Edmonton Sun, Thurs Nov 12 2009
Byline: Shawn Logan
Alberta Premier to reveal budget plans over airwaves: Stelmach's pre-taped speech will address strategy for balancing finances in timely fashion and touch on health care and seniors
The pre-taped speech, which will air across the province tomorrow night, comes as Mr. Stelmach faces threats both from the faltering economy, which has doubled provincial unemployment in a year, and newly emboldened political foes. With the upstart Wild Rose Alliance Party gaining traction - and, in a September by-election, a first legislative seat - and his own Conservative Party leadership up for review next month, political observers say the address is a pivotal one.
Mr. Stelmach has spent recent months "in the shadows looking bad," said Peter McCormick, a professor of political science at the University of Lethbridge. "He just has to step forward and be the guy. Mr. Alberta has to show up and reassure the party supporters that he's on top of it."

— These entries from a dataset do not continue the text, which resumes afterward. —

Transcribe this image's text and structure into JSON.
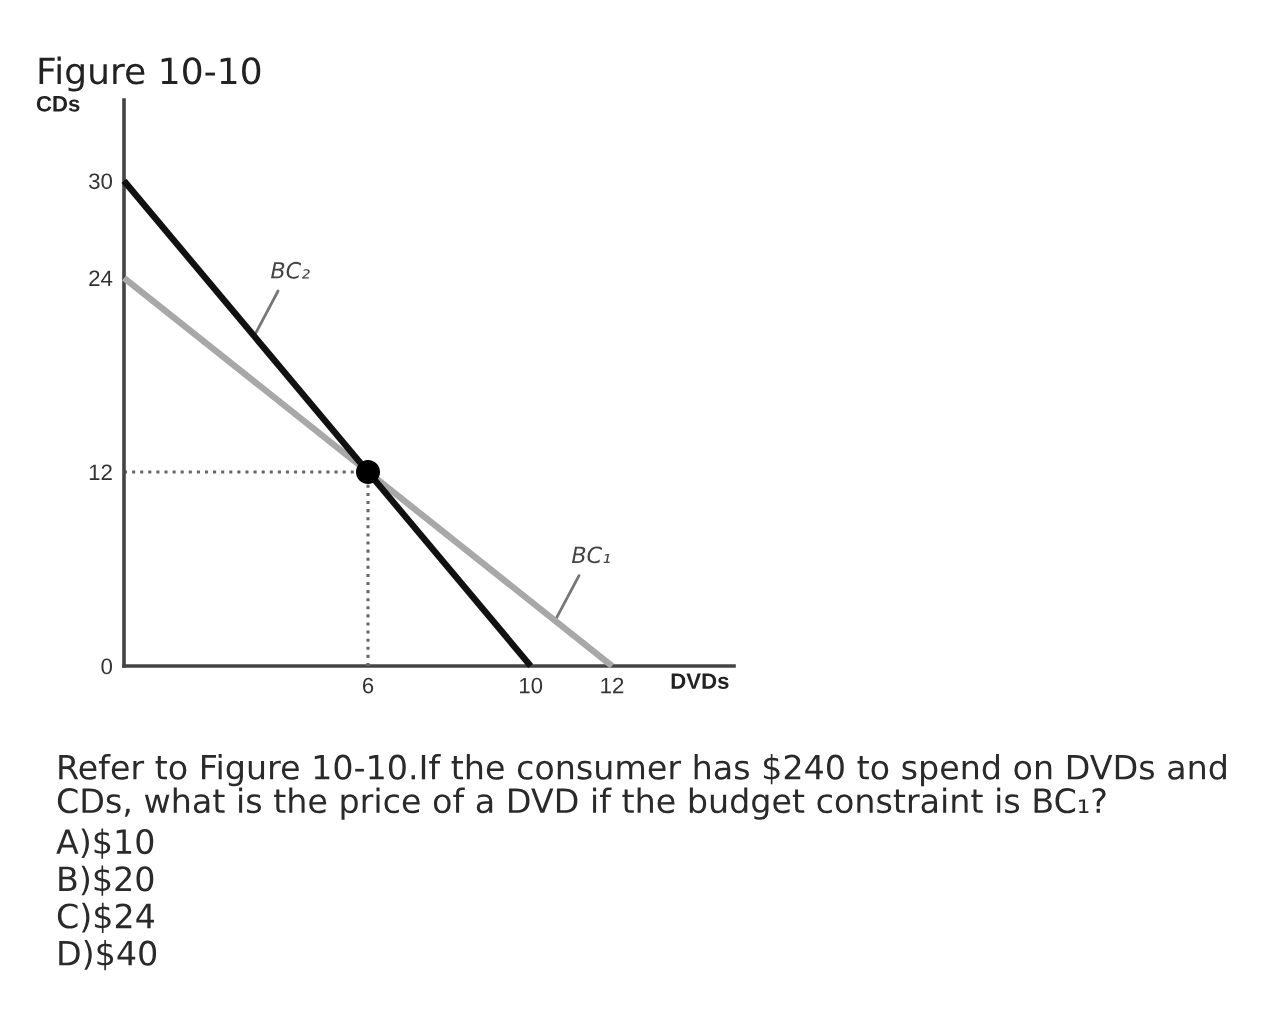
{
  "chart_data": {
    "type": "line",
    "title": "Figure 10-10",
    "xlabel": "DVDs",
    "ylabel": "CDs",
    "xlim": [
      0,
      15
    ],
    "ylim": [
      0,
      35
    ],
    "xticks": [
      6,
      10,
      12
    ],
    "yticks": [
      0,
      12,
      24,
      30
    ],
    "series": [
      {
        "color": "#666666",
        "x": [
          0,
          6
        ],
        "values": [
          12,
          12
        ],
        "line_style": "dotted"
      },
      {
        "color": "#666666",
        "x": [
          6,
          6
        ],
        "values": [
          0,
          12
        ],
        "line_style": "dotted"
      },
      {
        "color": "#a8a8a8",
        "x": [
          0,
          12
        ],
        "values": [
          24,
          0
        ],
        "line_style": "solid"
      },
      {
        "color": "#111111",
        "x": [
          0,
          10
        ],
        "values": [
          30,
          0
        ],
        "line_style": "solid"
      },
      {
        "type": "scatter",
        "color": "#000000",
        "x": [
          6
        ],
        "values": [
          12
        ],
        "marker": "circle"
      }
    ],
    "annotations": [
      {
        "text": "BC₂",
        "x": 3.2,
        "y": 20.4
      },
      {
        "text": "BC₁",
        "x": 10.6,
        "y": 2.8
      },
      "Refer to Figure 10-10.If the consumer has $240 to spend on DVDs and CDs, what is the price of a DVD if the budget constraint is BC₁?",
      "A)$10",
      "B)$20",
      "C)$24",
      "D)$40"
    ]
  }
}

Mr. Stelmach taped segments of the 18-minute edited address at his office and home farm over the past few days, working to craft what aides promised is a "meaty" speech filled with specific new proposals.
"There's a four-point plan pointing the way forward to a balanced budget. It's clear and concise and comprehensive," said Tom Olsen, the Premier's spokesman. "Ed Stelmach's government has a plan to move forward."
With the plunge in oil and gas revenues driving the province to a nearly $7-billion deficit this year, the address will tilt heavily toward the economy. But, Mr. Olsen said, it will also touch on health care and seniors, a subject that has already generated heated debate after a leaked report pointed to the possible closing of 9,000 long-term care beds in the province.
"The Premier will underscore his commitment, as he has time and again, to a publicly funded health-care system," Mr. Olsen said.
But many expect Mr. Stelmach to use the provincewide pulpit to veer right, in hopes of using a fiscal-cutting agenda to take ground from the rising conservative Wildrose party, which elects a leader three days later.
"Mr. Stelmach grew up politically in the mid-nineties. He knows how to cut. He knows the success that can bring, or at least the perceived success," said Keith Brownsey, an associate professor of political science at Mount Royal University in Calgary. The rise in Wildrose popularity "allows him to do exactly that."
The possibility of a public-sector wage freeze or cuts to health and education, the government's biggest budget items, has already struck fear in those who lived through the austere days that former premier Ralph Klein used to wipe out the province's debt.
"We're afraid that the Stelmach government is considering a return to Klein-style cuts, even though that would clearly be a bad move, in that it would make a bad economic situation in the province much worse," said Gil McGowan, president of the Alberta Federation of Labour.
Bold moves could be risky for Mr. Stelmach, who is still half a year from unveiling the province's next budget. Yet he may be keen to take a page from Mr. Klein, who launched a tradition of annual television addresses in 1994, just days before unveiling a cost-slashing budget.
Alberta at the time was facing a bulging debt and a multibillion-dollar deficit.
"We knew that a budget was coming that was going to be explosive. And so the calculation was made to get ahead of it," said Rod Love, who served as Mr. Klein's chief of staff.
A televised address only works if it is used to explain something new, he said.
"You have to have a reason to focus the debate," he said. "You just can't go on and say what you've been saying before."
Yet Mr. Stelmach may find himself limited by the fact that any dramatic change could reflect badly on his leadership, which began during the heady, free-spending boom that ended last summer.
"Ed's used up his first couple of years in office. He's running against his own record now," Prof. McCormick said. "He can't slash without taking responsibility for the things that are being slashed."